Le compte à rebours est lancé
Dans un open space de bureau, se tient en orbite un petit groupe de cadres supérieurs au centre duquel se dresse le charismatique propriétaire de la fabrique de balances industrielles Blanco. Comme animée par une force d’attraction centripète, la caméra gravite autour de l’illustre patron tandis que ce dernier vante les mérites du système sur lequel a été bâti la réussite de l’entreprise : la passion pour le travail et la fidélité. Magnanime, c’est à la faveur d’une métaphore que Blanco nous dévoile le postulat critique qui servira de fil narratif à cette comédie caustique : « une société qui fabrique plus de balances est une société plus juste ». Dans quelques jours à peine, Blanco et sa cohorte d’employés recevront la visite d’une commission qui décidera de l’obtention d’un prix local d’excellence. Tout se doit être parfait face à la portée de cet enjeu qui représente au yeux du grand patron l’accomplissement d’une vie entière dédiée au bon fonctionnement de l’entreprise familiale. Mais contre toute attente, c’est à une longue série de déconvenues que Blanco devra faire face, entre les protestations virulentes d’un ex-employé récemment limogé, l’inaptitude de son contre-maître obsédé par la relation adultère de sa femme, ou encore l’irruption d’une jeune stagiaire au charme irrésistible…
Un équilibre instable
Tout est une affaire d’équilibre. Ce sentiment d’instabilité contenue se manifeste premièrement à l’échelle de Blanco lui-même, dont la présomption de duplicité ne peut être résumée en une simple opposition entre bienveillance et perversité, du moins dans la première partie du film, mais s’élève à un état d’impermanence plus général qui déjoue sans cesse les attentes d’un basculement catégorique dans la véritable perfidie. Ensuite, cette question de l’équilibre comme éthique de vie si souvent prônée par le grand patron, se joue au niveau des rapports qui unissent les différentes couches sociales, des plus hautes sphères du patronat jusqu’aux classes les plus modestes. Mais il semblerait que cette recherche absolue de l’équilibre parfait ne soit qu’une mascarade de plus dans le jeu de dupe auquel s’adonne Blanco. En définitive, El buen patrón procède à un renversement dans la manière d’appréhender la balance comme métaphore de la justice.

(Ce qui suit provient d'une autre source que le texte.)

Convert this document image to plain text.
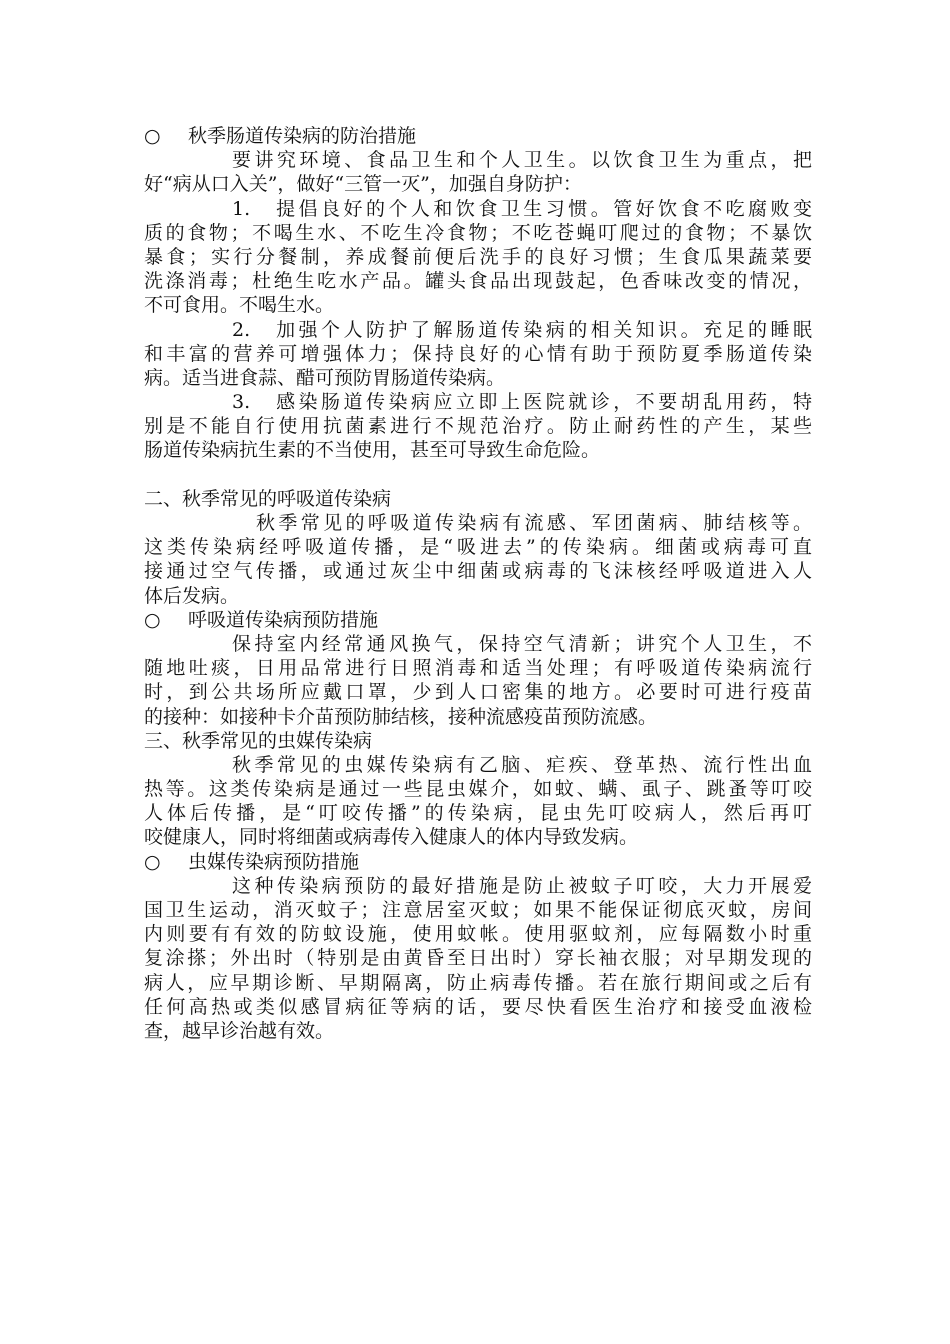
○ 秋季肠道传染病的防治措施
要讲究环境、食品卫生和个人卫生。以饮食卫生为重点，把
好“病从口入关”，做好“三管一灭”，加强自身防护：
1.　提倡良好的个人和饮食卫生习惯。管好饮食不吃腐败变
质的食物；不喝生水、不吃生冷食物；不吃苍蝇叮爬过的食物；不暴饮
暴食；实行分餐制，养成餐前便后洗手的良好习惯；生食瓜果蔬菜要
洗涤消毒；杜绝生吃水产品。罐头食品出现鼓起，色香味改变的情况，
不可食用。不喝生水。
2.　加强个人防护了解肠道传染病的相关知识。充足的睡眠
和丰富的营养可增强体力；保持良好的心情有助于预防夏季肠道传染
病。适当进食蒜、醋可预防胃肠道传染病。
3.　感染肠道传染病应立即上医院就诊，不要胡乱用药，特
别是不能自行使用抗菌素进行不规范治疗。防止耐药性的产生，某些
肠道传染病抗生素的不当使用，甚至可导致生命危险。
二、秋季常见的呼吸道传染病
秋季常见的呼吸道传染病有流感、军团菌病、肺结核等。
这类传染病经呼吸道传播，是“吸进去”的传染病。细菌或病毒可直
接通过空气传播，或通过灰尘中细菌或病毒的飞沫核经呼吸道进入人
体后发病。
○ 呼吸道传染病预防措施
保持室内经常通风换气，保持空气清新；讲究个人卫生，不
随地吐痰，日用品常进行日照消毒和适当处理；有呼吸道传染病流行
时，到公共场所应戴口罩，少到人口密集的地方。必要时可进行疫苗
的接种：如接种卡介苗预防肺结核，接种流感疫苗预防流感。
三、秋季常见的虫媒传染病
秋季常见的虫媒传染病有乙脑、疟疾、登革热、流行性出血
热等。这类传染病是通过一些昆虫媒介，如蚊、螨、虱子、跳蚤等叮咬
人体后传播，是“叮咬传播”的传染病，昆虫先叮咬病人，然后再叮
咬健康人，同时将细菌或病毒传入健康人的体内导致发病。
○ 虫媒传染病预防措施
这种传染病预防的最好措施是防止被蚊子叮咬，大力开展爱
国卫生运动，消灭蚊子；注意居室灭蚊；如果不能保证彻底灭蚊，房间
内则要有有效的防蚊设施，使用蚊帐。使用驱蚊剂，应每隔数小时重
复涂搽；外出时（特别是由黄昏至日出时）穿长袖衣服；对早期发现的
病人，应早期诊断、早期隔离，防止病毒传播。若在旅行期间或之后有
任何高热或类似感冒病征等病的话，要尽快看医生治疗和接受血液检
查，越早诊治越有效。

La notion d’équilibre n’est pas tant à percevoir comme un rapport d’égalité, mais plutôt comme une manière de garantir l’invariabilité du pouvoir de domination des puissants sur les plus faibles, quitte à travestir la réalité. Cette idée se manifeste notamment lorsqu’on découvre le procédé de calibrage de la balance originale qui trône dans l’entrée de l’usine Blanco : une balle de revolver a méticuleusement été placée sous l’un des plateaux, signe que la maîtrise de l’équilibre se trouve toujours du côté des puissants.
Un monde de faux-semblants
D’une façon plus générale, Fernando Leon de Aranoa élève la portée symbolique du motif de la balance à l’ensemble des composantes du film jusqu’à en faire le mécanisme interne sur lequel repose la logique des événements. C’est avec un certain étonnement que El Buen Patrón s’ouvre sur une séquence de rixe dont le réalisme et l’âpreté de la mise en scène s’accorde à une certaine réalité du monde, celle de la violence, du racisme et du malheur des individus les plus précaires. C’est alors que s’opère une transition qui nous fait brusquement passer de l’obscurité d’un univers assimilé à la réalité, à l’artificialité de celui de Blanco, plongé dans un bain de lumière blanche, tout en décor industriel et blouses de travail. D’une certaine manière, l’entrée dans la fiction se fait au prisme d’une revendication de son caractère artificiel, comme si la réalité se divisait en deux segments distincts, celui d’une frontalité face aux contingences du réel, et, de l’autre côté de la balance, celui des fictions que les puissants de ce monde imposent à ceux qui vivent sous leur domination. Ce monde dans lequel évolue Blanco fait figure de monde clos sur lui-même, une sorte de simulacre de la réalité où ce dernier agit tel un démiurge en manipulant son entourage à dessein.
Chacune de ses réactions, anticipée ou non, reprogramme l’équilibre du film en ouvrant sans cesse la voie à de nouvelles situations. L’enchaînement des péripéties passe en outre par les révélations successives des conséquences induites par différents implants narratifs minutieusement disposés au fil du récit, dont l’effet jubilatoire atteint son sommet lors de la visite de la fabrique par la commission. C’est à ce moment là que s’opère l’effet d’emboîtement de toutes les manœuvres de Blanco visant à élaborer la plus parfaite illusion d’une entreprise à l’équilibre infaillible.